Viser les lieux de pouvoir
A propos des lieux de pouvoir justement, peut-être faudrait-il arrêter de manifester dans des lieux comme Belleville, Ménilmontant qui sont aussi absurdes que le parcours syndical République/Bastille/Nation. Quel intérêt à cramer les poubelles en bas de chez nous ? Quel intérêt à faire mine d’être plus radical que les voisins là où on va boire des coups ? Quel aspects positifs ont été apportés par les dernières manifestations organisées dans ces coins là ? Si nous devons occuper la rue, visons les lieux de pouvoir ! Les lieux de pouvoir se sont les sièges de grandes sociétés et banques, les ministères, les mairies, les sièges de partis et de syndicats. Ce sont ces adresses qui devraient avoir l’habitude de voir défiler nos manifestations, quelles soient déposées ou sauvages.
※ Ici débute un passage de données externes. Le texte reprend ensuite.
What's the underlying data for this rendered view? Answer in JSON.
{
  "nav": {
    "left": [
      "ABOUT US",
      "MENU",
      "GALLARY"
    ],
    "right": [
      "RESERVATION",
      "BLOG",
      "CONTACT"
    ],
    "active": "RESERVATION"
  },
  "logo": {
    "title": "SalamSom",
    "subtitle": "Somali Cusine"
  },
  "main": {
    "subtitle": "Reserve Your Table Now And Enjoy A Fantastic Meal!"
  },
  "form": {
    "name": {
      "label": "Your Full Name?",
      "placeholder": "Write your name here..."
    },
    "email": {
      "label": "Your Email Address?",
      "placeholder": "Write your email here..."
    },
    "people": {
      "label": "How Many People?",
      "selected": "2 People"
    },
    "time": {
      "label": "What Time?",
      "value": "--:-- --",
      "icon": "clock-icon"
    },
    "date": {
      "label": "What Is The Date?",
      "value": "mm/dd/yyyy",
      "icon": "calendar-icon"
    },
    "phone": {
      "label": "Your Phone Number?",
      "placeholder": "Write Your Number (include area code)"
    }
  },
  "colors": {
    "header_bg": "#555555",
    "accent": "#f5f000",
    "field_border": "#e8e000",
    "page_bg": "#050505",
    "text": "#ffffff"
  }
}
Apprenons les par cœur, faisons les tourner, désignons explicitement ces lieux en AG ou en réunions conspiratives.
Bloquons, sabotons mais pas n’importe quoi
Les lieux de pouvoirs ce sont aussi les lieux à bloquer, les lieux à saboter. En effet, l’intérêt à bloquer sporadiquement la circulation du quartier latin ou du boulevard Ménilmontant est bien limité. Ce type d’action révèle souvent plus de notre impuissance que de notre détermination. Bloquons les plateformes logistiques près des aéroports, bloquons les raffineries et les centrales nucléaires, bloquons l’approvisionnement des centres de pouvoir et des bases militaires. Bien sûr que c’est bien plus compliqué et dangereux de s’attaquer directement à ces objectifs, et pour cause, cela remet en cause le fondement même du pouvoir capitaliste. Ne restons pas figés sur les blocages de gare parce que les cheminots sont en lutte ou au moins, visons les trains de marchandises et les convois de déchets nucléaires !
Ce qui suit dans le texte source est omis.